Roger Pondel, Investor Relations
Thank you, Holly, and good morning, everyone. Welcome to Jerash Holdings Fiscal 2023 Fourth Quarter and Year-End Conference Call. I'm Roger Pondel with PondelWilkinson, Jerash Holdings Investor Relations firm. It will be my pleasure momentarily to introduce the company's Chairman and CEO, Sam Choi; Chief Financial Officer, Gilbert Lee; and Eric Tang, who leads the company's operations in Jordan and is calling in from Indonesia. Before I turn the call over to Sam, I want to remind our listeners that today's call may include forward-looking statements within the meaning of the Private Securities Litigation Reform Act of 1995. Such forward-looking statements are subject to numerous conditions, many of which are beyond the company's control, including those set forth in the Risk Factors section of the company's most recent Form 10-K and Form 10-Q as filed with the Securities and Exchange Commission and copies of which are available on the SEC's website, along with other company filings made with the SEC from time to time. Actual results could differ materially from these forward-looking statements, and Jerash Holdings undertakes no obligation to update any forward-looking statements, except of course, as required by law. And with that, it is my pleasure to turn the call over to Sam Choi. Sam?
Sam Choi, CEO
Thank you, Roger, and hello, everyone. The retail sector is facing challenging times following the pandemic. Persistently rising interest rates, the inflationary impact, and other factors are impacting consumer spending. Apparel brands have not been immune to today's environment, which translates to smaller orders and a shift in the product mix toward lower margin growth that has affected our fourth-quarter results. Fourth quarter revenue was negatively impacted by approximately $3 million of orders that were deferred by customers to the current first fiscal quarter. Nevertheless, during this period, we are continuing to focus on our initiatives to diversify Jerash's customer base, both through our own marketing activities and through our recently signed joint venture with Busana Apparel Group. In March, we announced the Busana agreement to form a joint venture, which is progressing well in its formative stages. We have received positive feedback from Busana's customers with expressions of keen interest in geographically diversifying production from Asia to Jordan to take advantage of agreements with the U.S. and other countries. In fact, discussions have already begun for costing and pricing with three potential joint venture customers, and we anticipate initial orders for this joint venture to start as early as the second half of the current fiscal year. Also, on the positive front, our fiscal 2023 initiative of diversifying Jerash's customer base is paying off, having gained an additional new group of brand customers. We are making good progress in ramping up production for Timberland. As we move into our new fiscal year, we are continuing to produce high-margin products for our new European-based apparel brand. I will now turn the call over to Eric Tang to talk about our operations and then to Gilbert, who will discuss the financial results.

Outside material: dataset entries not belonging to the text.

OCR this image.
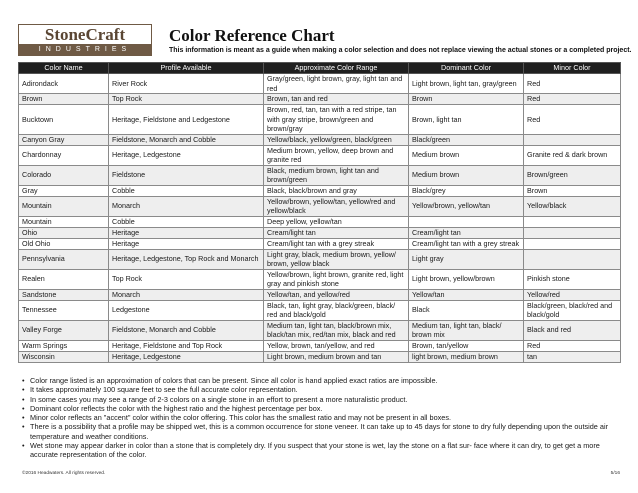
StoneCraft
INDUSTRIES
Color Reference Chart
This information is meant as a guide when making a color selection and does not replace viewing the actual stones or a completed project.
Color Name	Profile Available	Approximate Color Range	Dominant Color	Minor Color
Adirondack	River Rock	Gray/green, light brown, gray, light tan and red	Light brown, light tan, gray/green	Red
Brown	Top Rock	Brown, tan and red	Brown	Red
Bucktown	Heritage, Fieldstone and Ledgestone	Brown, red, tan, tan with a red stripe, tan with gray stripe, brown/green and brown/gray	Brown, light tan	Red
Canyon Gray	Fieldstone, Monarch and Cobble	Yellow/black, yellow/green, black/green	Black/green	
Chardonnay	Heritage, Ledgestone	Medium brown, yellow, deep brown and granite red	Medium brown	Granite red & dark brown
Colorado	Fieldstone	Black, medium brown, light tan and brown/green	Medium brown	Brown/green
Gray	Cobble	Black, black/brown and gray	Black/grey	Brown
Mountain	Monarch	Yellow/brown, yellow/tan, yellow/red and yellow/black	Yellow/brown, yellow/tan	Yellow/black
Mountain	Cobble	Deep yellow, yellow/tan		
Ohio	Heritage	Cream/light tan	Cream/light tan	
Old Ohio	Heritage	Cream/light tan with a grey streak	Cream/light tan with a grey streak	
Pennsylvania	Heritage, Ledgestone, Top Rock and Monarch	Light gray, black, medium brown, yellow/ brown, yellow black	Light gray	
Realen	Top Rock	Yellow/brown, light brown, granite red, light gray and pinkish stone	Light brown, yellow/brown	Pinkish stone
Sandstone	Monarch	Yellow/tan, and yellow/red	Yellow/tan	Yellow/red
Tennessee	Ledgestone	Black, tan, light gray, black/green, black/ red and black/gold	Black	Black/green, black/red and black/gold
Valley Forge	Fieldstone, Monarch and Cobble	Medium tan, light tan, black/brown mix, black/tan mix, red/tan mix, black and red	Medium tan, light tan, black/ brown mix	Black and red
Warm Springs	Heritage, Fieldstone and Top Rock	Yellow, brown, tan/yellow, and red	Brown, tan/yellow	Red
Wisconsin	Heritage, Ledgestone	Light brown, medium brown and tan	light brown, medium brown	tan
• Color range listed is an approximation of colors that can be present. Since all color is hand applied exact ratios are impossible.
• It takes approximately 100 square feet to see the full accurate color representation.
• In some cases you may see a range of 2-3 colors on a single stone in an effort to present a more naturalistic product.
• Dominant color reflects the color with the highest ratio and the highest percentage per box.
• Minor color reflects an "accent" color within the color offering. This color has the smallest ratio and may not be present in all boxes.
• There is a possibility that a profile may be shipped wet, this is a common occurrence for stone veneer. It can take up to 45 days for stone to dry fully depending upon the outside air temperature and weather conditions.
• Wet stone may appear darker in color than a stone that is completely dry. If you suspect that your stone is wet, lay the stone on a flat sur- face where it can dry, to get get a more accurate representation of the color.
©2016 Headwaters. All rights reserved.	5/16
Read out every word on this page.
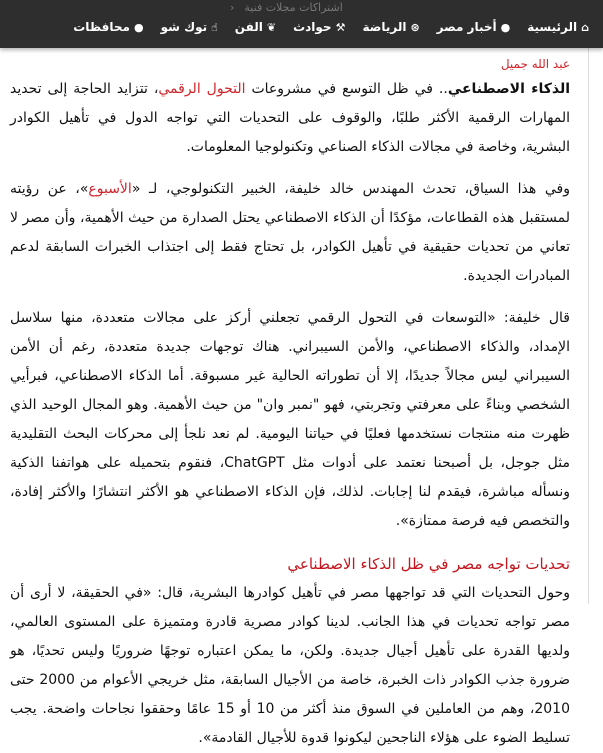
⌂
الرئيسية
●
أخبار مصر
⊛
الرياضة
⚒
حوادث
❦
الفن
☝
توك شو
●
محافظات
اشتراكات مجلات فنية
‹
عبد الله جميل

الذكاء الاصطناعي.. في ظل التوسع في مشروعات التحول الرقمي، تتزايد الحاجة إلى تحديد المهارات الرقمية الأكثر طلبًا، والوقوف على التحديات التي تواجه الدول في تأهيل الكوادر البشرية، وخاصة في مجالات الذكاء الصناعي وتكنولوجيا المعلومات.

وفي هذا السياق، تحدث المهندس خالد خليفة، الخبير التكنولوجي، لـ «الأسبوع»، عن رؤيته لمستقبل هذه القطاعات، مؤكدًا أن الذكاء الاصطناعي يحتل الصدارة من حيث الأهمية، وأن مصر لا تعاني من تحديات حقيقية في تأهيل الكوادر، بل تحتاج فقط إلى اجتذاب الخبرات السابقة لدعم المبادرات الجديدة.

قال خليفة: «التوسعات في التحول الرقمي تجعلني أركز على مجالات متعددة، منها سلاسل الإمداد، والذكاء الاصطناعي، والأمن السيبراني. هناك توجهات جديدة متعددة، رغم أن الأمن السيبراني ليس مجالاً جديدًا، إلا أن تطوراته الحالية غير مسبوقة. أما الذكاء الاصطناعي، فبرأيي الشخصي وبناءً على معرفتي وتجربتي، فهو "نمبر وان" من حيث الأهمية. وهو المجال الوحيد الذي ظهرت منه منتجات نستخدمها فعليًا في حياتنا اليومية. لم نعد نلجأ إلى محركات البحث التقليدية مثل جوجل، بل أصبحنا نعتمد على أدوات مثل ChatGPT، فنقوم بتحميله على هواتفنا الذكية ونسأله مباشرة، فيقدم لنا إجابات. لذلك، فإن الذكاء الاصطناعي هو الأكثر انتشارًا والأكثر إفادة، والتخصص فيه فرصة ممتازة».

تحديات تواجه مصر في ظل الذكاء الاصطناعي

وحول التحديات التي قد تواجهها مصر في تأهيل كوادرها البشرية، قال: «في الحقيقة، لا أرى أن مصر تواجه تحديات في هذا الجانب. لدينا كوادر مصرية قادرة ومتميزة على المستوى العالمي، ولديها القدرة على تأهيل أجيال جديدة. ولكن، ما يمكن اعتباره توجهًا ضروريًا وليس تحديًا، هو ضرورة جذب الكوادر ذات الخبرة، خاصة من الأجيال السابقة، مثل خريجي الأعوام من 2000 حتى 2010، وهم من العاملين في السوق منذ أكثر من 10 أو 15 عامًا وحققوا نجاحات واضحة. يجب تسليط الضوء على هؤلاء الناجحين ليكونوا قدوة للأجيال القادمة».
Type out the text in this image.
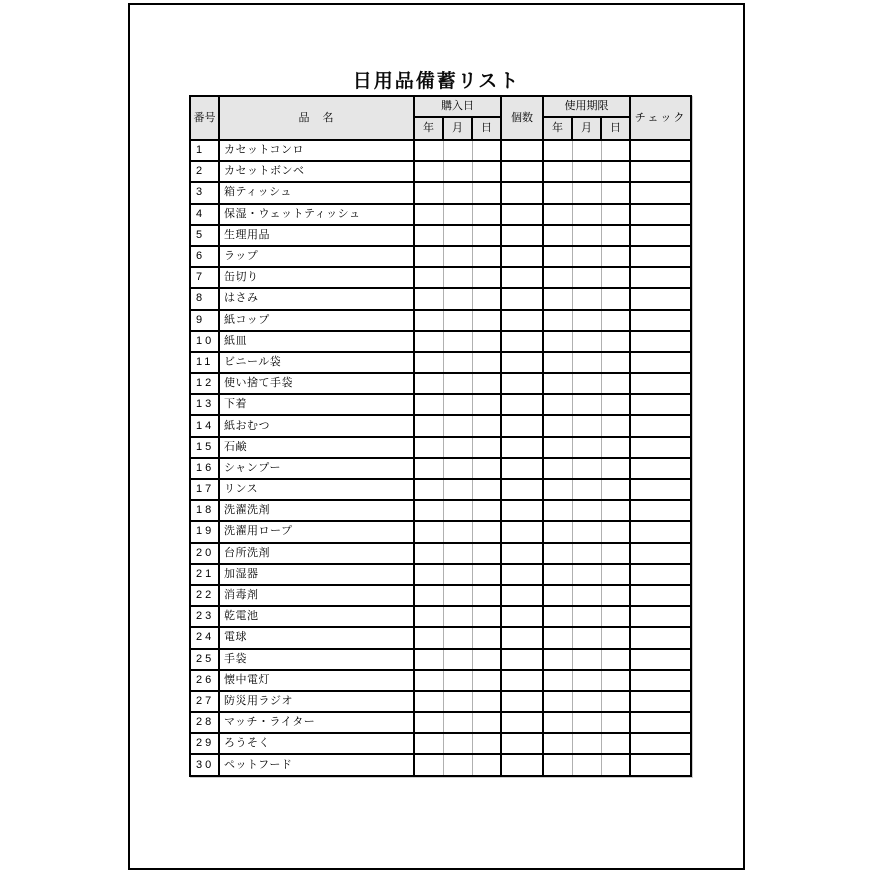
日用品備蓄リスト
番号	品　名	購入日			個数	使用期限			チェック
		年	月	日		年	月	日	
1	カセットコンロ								
2	カセットボンベ								
3	箱ティッシュ								
4	保湿・ウェットティッシュ								
5	生理用品								
6	ラップ								
7	缶切り								
8	はさみ								
9	紙コップ								
10	紙皿								
11	ビニール袋								
12	使い捨て手袋								
13	下着								
14	紙おむつ								
15	石鹸								
16	シャンプー								
17	リンス								
18	洗濯洗剤								
19	洗濯用ロープ								
20	台所洗剤								
21	加湿器								
22	消毒剤								
23	乾電池								
24	電球								
25	手袋								
26	懐中電灯								
27	防災用ラジオ								
28	マッチ・ライター								
29	ろうそく								
30	ペットフード								
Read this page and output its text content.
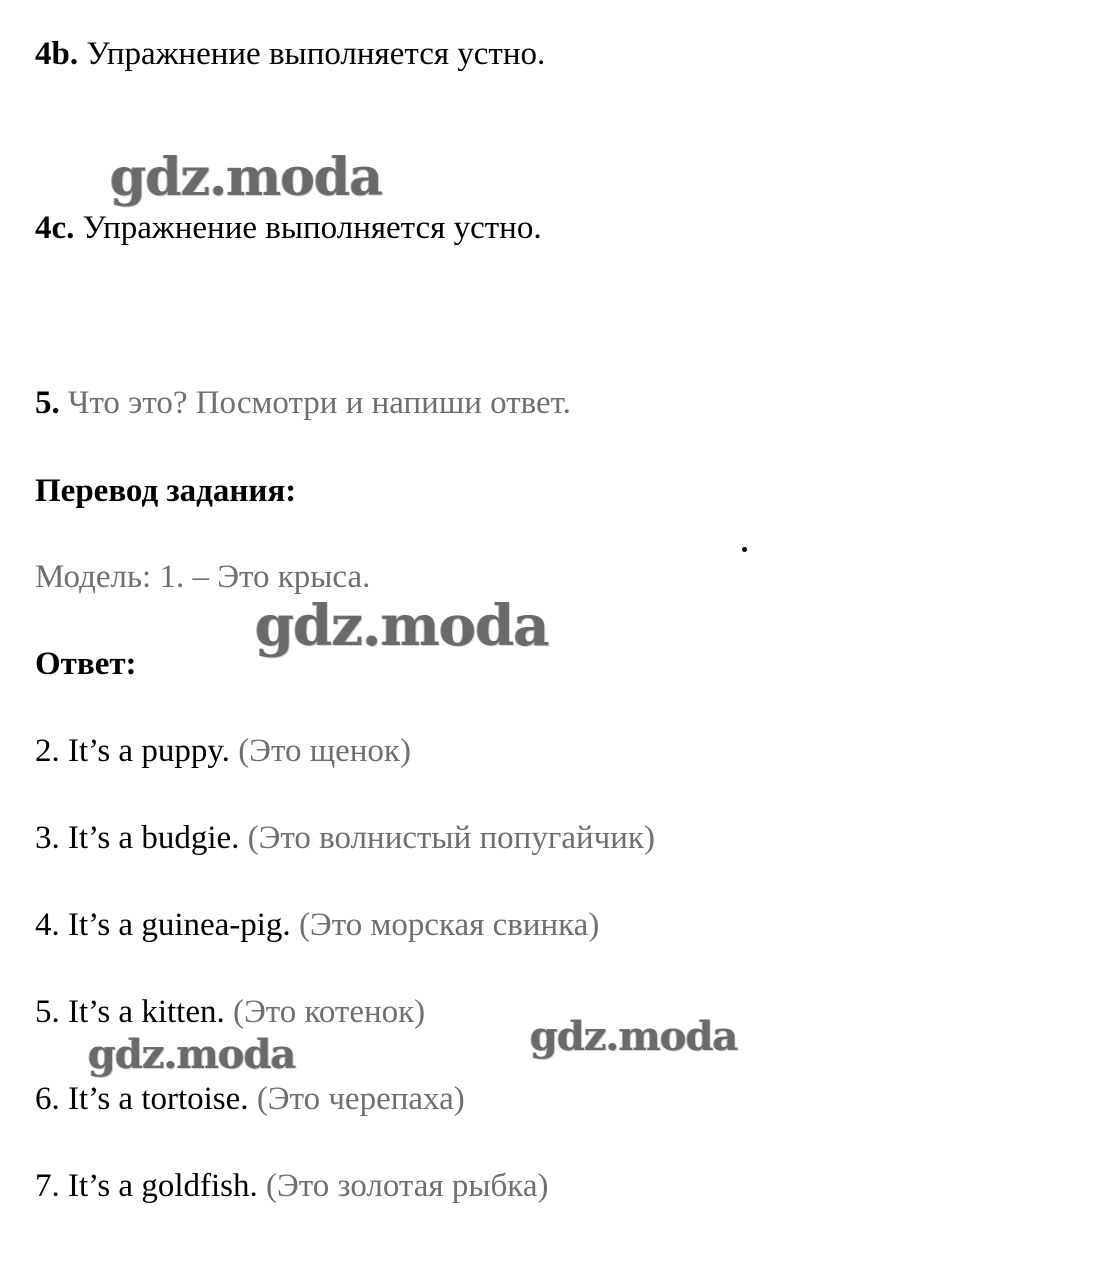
4b. Упражнение выполняется устно.
4c. Упражнение выполняется устно.
5. Что это? Посмотри и напиши ответ.
Перевод задания:
Модель: 1. – Это крыса.
Ответ:
2. It’s a puppy. (Это щенок)
3. It’s a budgie. (Это волнистый попугайчик)
4. It’s a guinea-pig. (Это морская свинка)
5. It’s a kitten. (Это котенок)
6. It’s a tortoise. (Это черепаха)
7. It’s a goldfish. (Это золотая рыбка)
gdz.moda
gdz.moda
gdz.moda	gdz.moda
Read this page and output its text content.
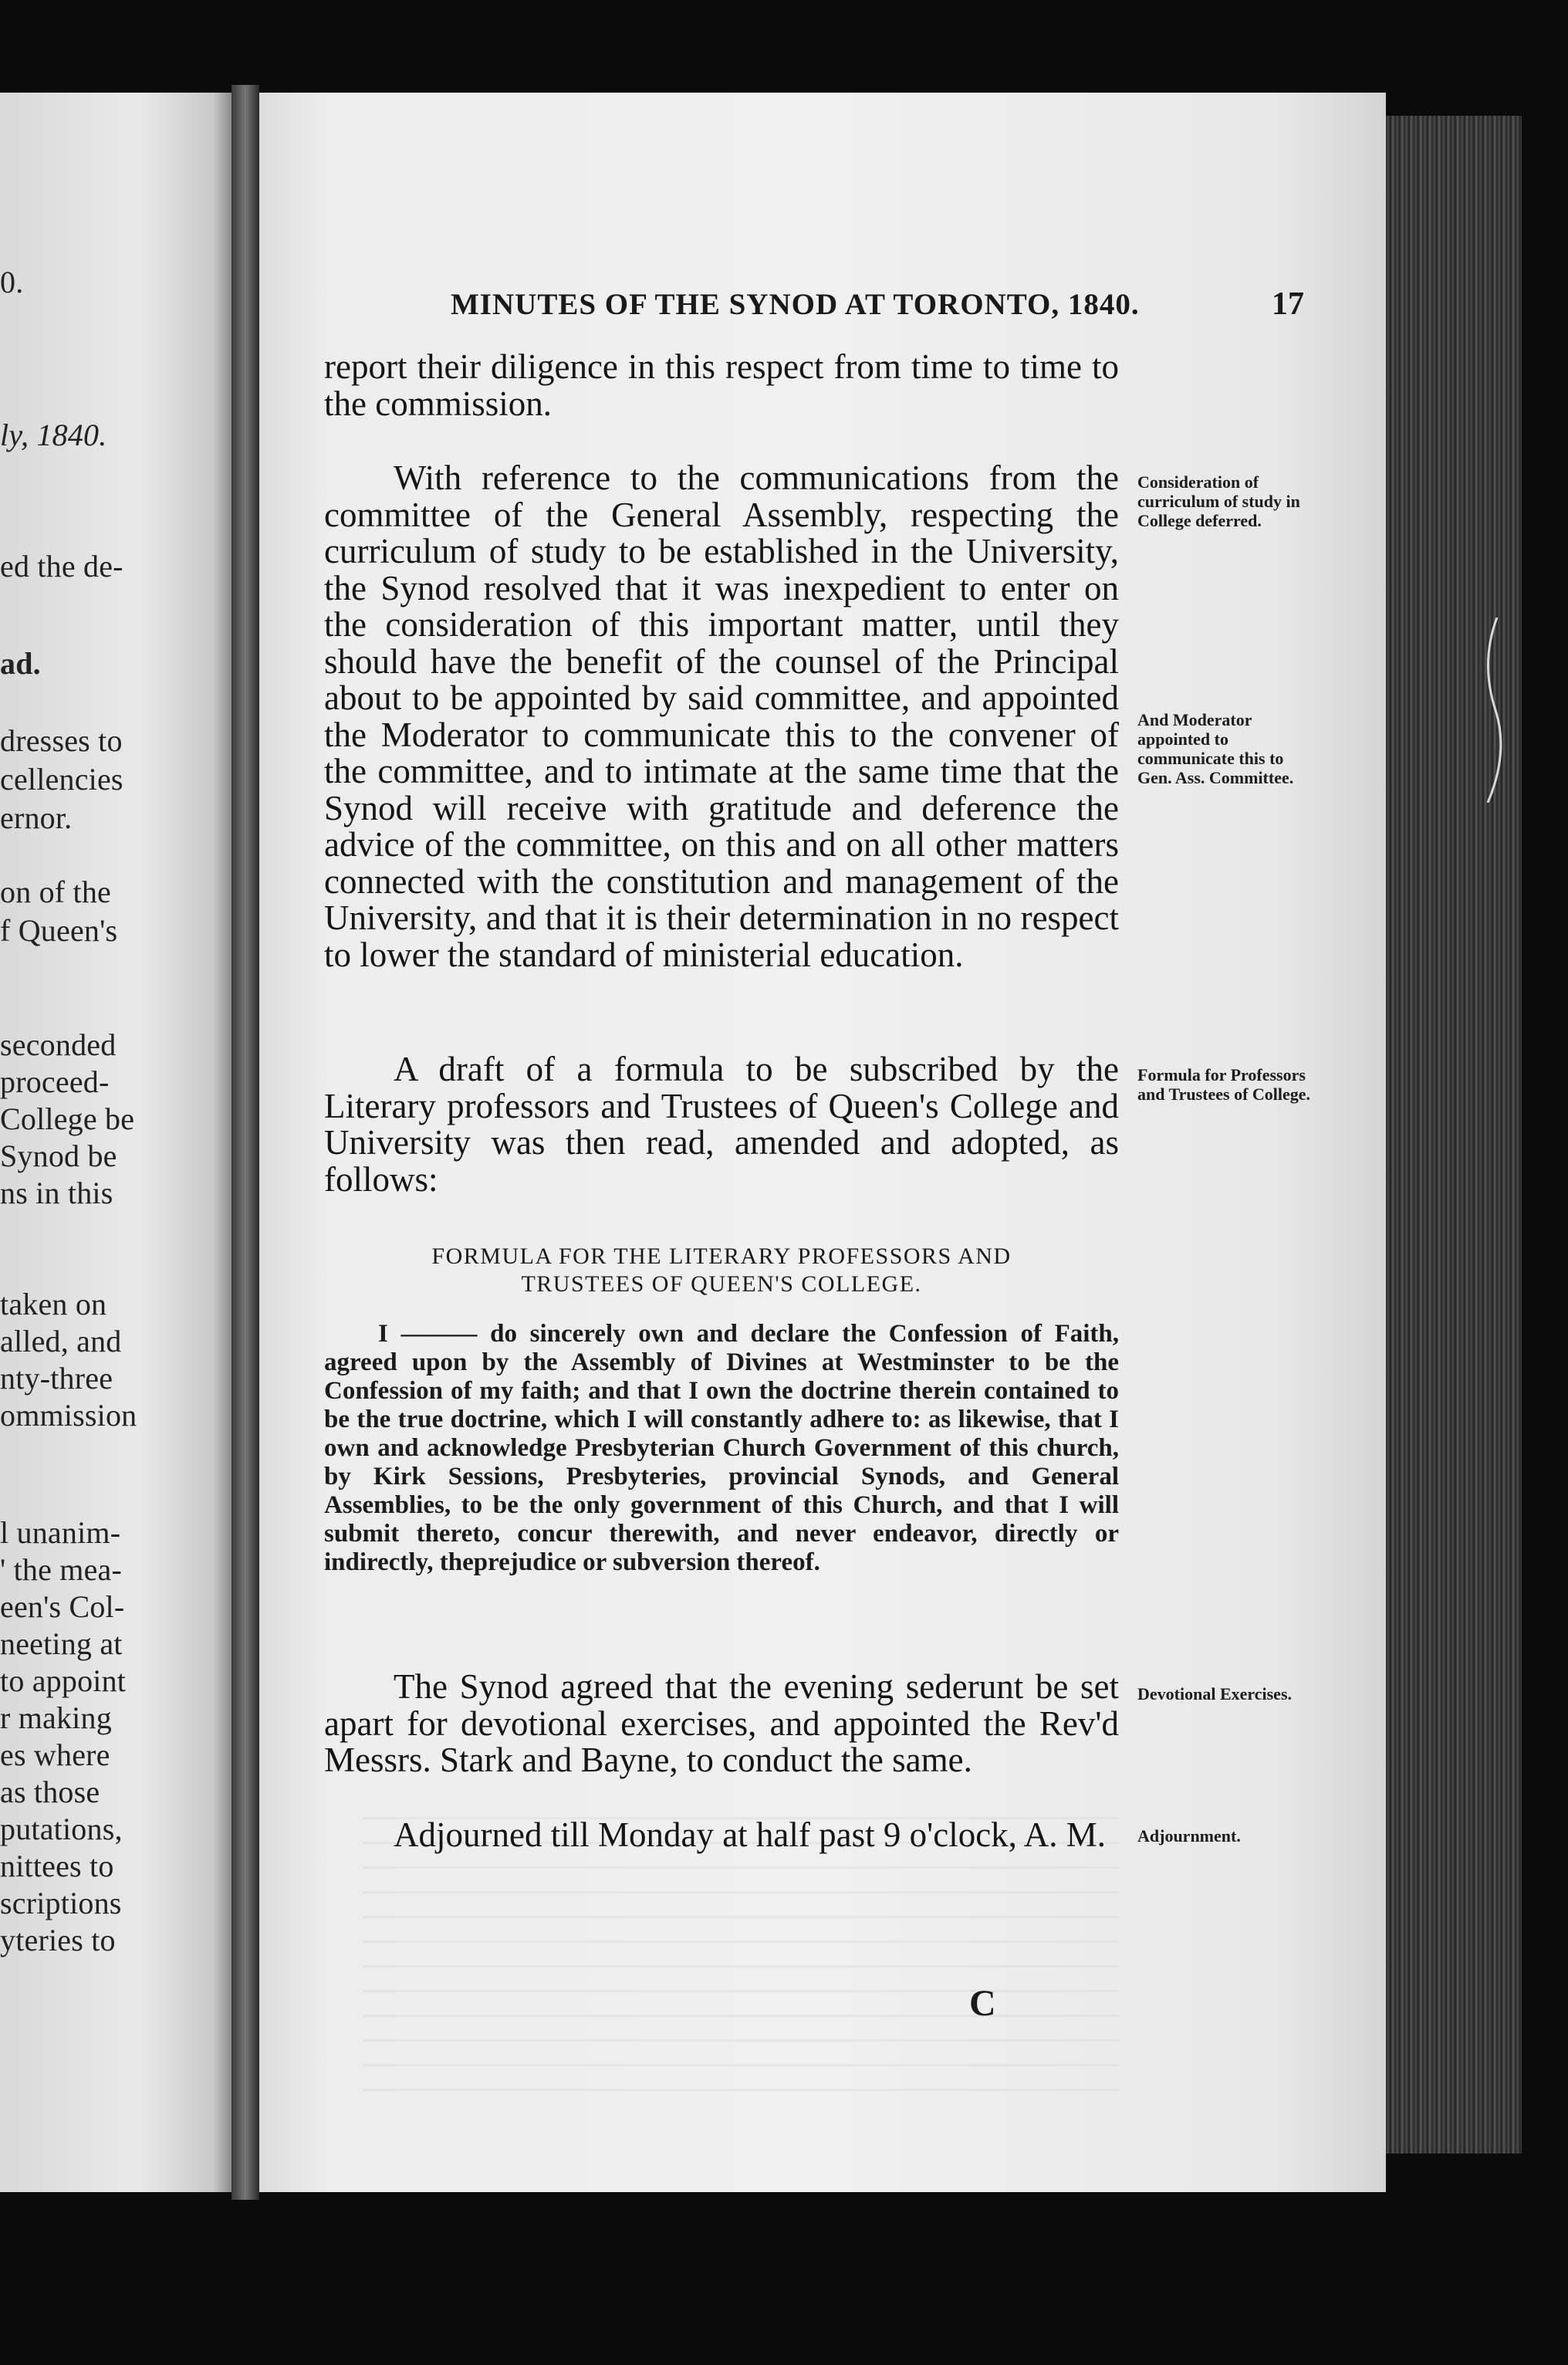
0.
ly, 1840.
ed the de-
ad.
dresses to
cellencies
ernor.
on of the
f Queen's
seconded
proceed-
College be
Synod be
ns in this
taken on
alled, and
nty-three
ommission
l unanim-
' the mea-
een's Col-
neeting at
to appoint
r making
es where
as those
putations,
nittees to
scriptions
yteries to
MINUTES OF THE SYNOD AT TORONTO, 1840.	17

report their diligence in this respect from time to time to the commission.

With reference to the communications from the committee of the General Assembly, respecting the curriculum of study to be established in the University, the Synod resolved that it was inexpedient to enter on the consideration of this important matter, until they should have the benefit of the counsel of the Principal about to be appointed by said committee, and appointed the Moderator to communicate this to the convener of the committee, and to intimate at the same time that the Synod will receive with gratitude and deference the advice of the committee, on this and on all other matters connected with the constitution and management of the University, and that it is their determination in no respect to lower the standard of ministerial education.

A draft of a formula to be subscribed by the Literary professors and Trustees of Queen's College and University was then read, amended and adopted, as follows:

FORMULA FOR THE LITERARY PROFESSORS AND
TRUSTEES OF QUEEN'S COLLEGE.

I ——— do sincerely own and declare the Confession of Faith, agreed upon by the Assembly of Divines at Westminster to be the Confession of my faith; and that I own the doctrine therein contained to be the true doctrine, which I will constantly adhere to: as likewise, that I own and acknowledge Presbyterian Church Government of this church, by Kirk Sessions, Presbyteries, provincial Synods, and General Assemblies, to be the only government of this Church, and that I will submit thereto, concur therewith, and never endeavor, directly or indirectly, theprejudice or subversion thereof.

The Synod agreed that the evening sederunt be set apart for devotional exercises, and appointed the Rev'd Messrs. Stark and Bayne, to conduct the same.

Adjourned till Monday at half past 9 o'clock, A. M.

Consideration of curriculum of study in College deferred.
And Moderator appointed to communicate this to Gen. Ass. Committee.
Formula for Professors and Trustees of College.
Devotional Exercises.
Adjournment.
C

Eric Tang, Operations Lead
Thank you, Sam. Hello, everyone. The fiscal year and final quarter were both busy and challenging as we endured and responded to changing market conditions while also planning for what we believe will be a productive future. Orders are still coming from our large global brand customers, but the product mix has changed from higher margin growth such as jackets to lower-margin items. In part, the mix shift reflects the inflationary environment and changes in consumer spending patterns. We were able to keep our facility running at full capacity by adding supplementary production for other customers, many of which are local. As I mentioned in my last call, we are maintaining active communication and outstanding relationships with all our customers who appreciate Jerash's responsive service, and we are working closely with them to anticipate their needs going forward. In fact, production for our newly global brand customer, Timberland, part of the PL operation brand, has now grown to be meaningful. Production demand from another long-term customer, G-III, has also increased, which further diversifies our customer and product mix. Longer term, as external market conditions improve, we believe we will be in an excellent position for growth. In that regard, we are cautiously moving forward with plans to develop land we currently own to add more capacity, in part to accommodate anticipated new business from our Busana joint venture. Positively, we continue to receive inquiries from other premium brands as global trends remain focused on diversifying supply chains away from Asia, especially China. We are actively aware that in addition to adding new customers and expanding our existing ones, it is critical to maintain tight cost control. We are also continuing our program of identifying new and cost-effective sourcing of fiber and other materials from new partners in the Middle East and North Africa, which will benefit Jerash and our customers. I will now turn the call over to Gilbert to discuss our financial results and fiscal 2024 outlook. Gilbert, please.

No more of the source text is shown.